VOLCANO-LIKE ERUPTIONS
Ping-pong balls will fly when geoscience students from Stony Brook University demonstrate the principles of explosive volcanic eruptions at 11 a.m., 1 and 3 p.m. They'll fill a trash can with water, float ping-pong balls on top and then sink a soda bottle of liquid nitrogen into the water. "As the liquid nitrogen gets warmer, the pressure will be enough to rip through the bottle," says Timothy Glotch, professor of geosciences at Stony Brook. That will cause the water to erupt and the balls to be ejected into the sky. "It's really kind of impressive and fun," he says. "It makes a loud boom." It teaches how gas expanding in molten rock below the surface of the Earth can lead to explosions.
WHAT The Long Island Maker Festival
WHEN | WHERE10 a.m. to 4 p.m.
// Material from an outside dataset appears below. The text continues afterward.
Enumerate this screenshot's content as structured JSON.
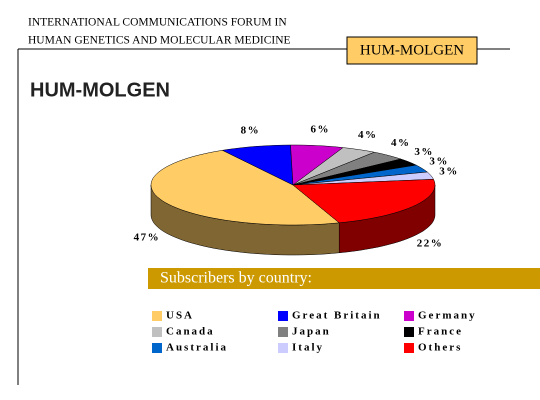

Sunday, June 14, indoors and outdoors at the Port Jefferson Village Center, Harborfront Park, and Maritime Explorium, 100 E. Broadway, Port Jefferson
INFO $10 per person ages 2 and older or $40 per family in advance, $15 per person or $60 per family day of event, includes admission to the Maritime Explorium and free outdoor roller-skate rentals and roller-skating at The Rinx at the Village Center; 631-331-3277, limakerfest.com.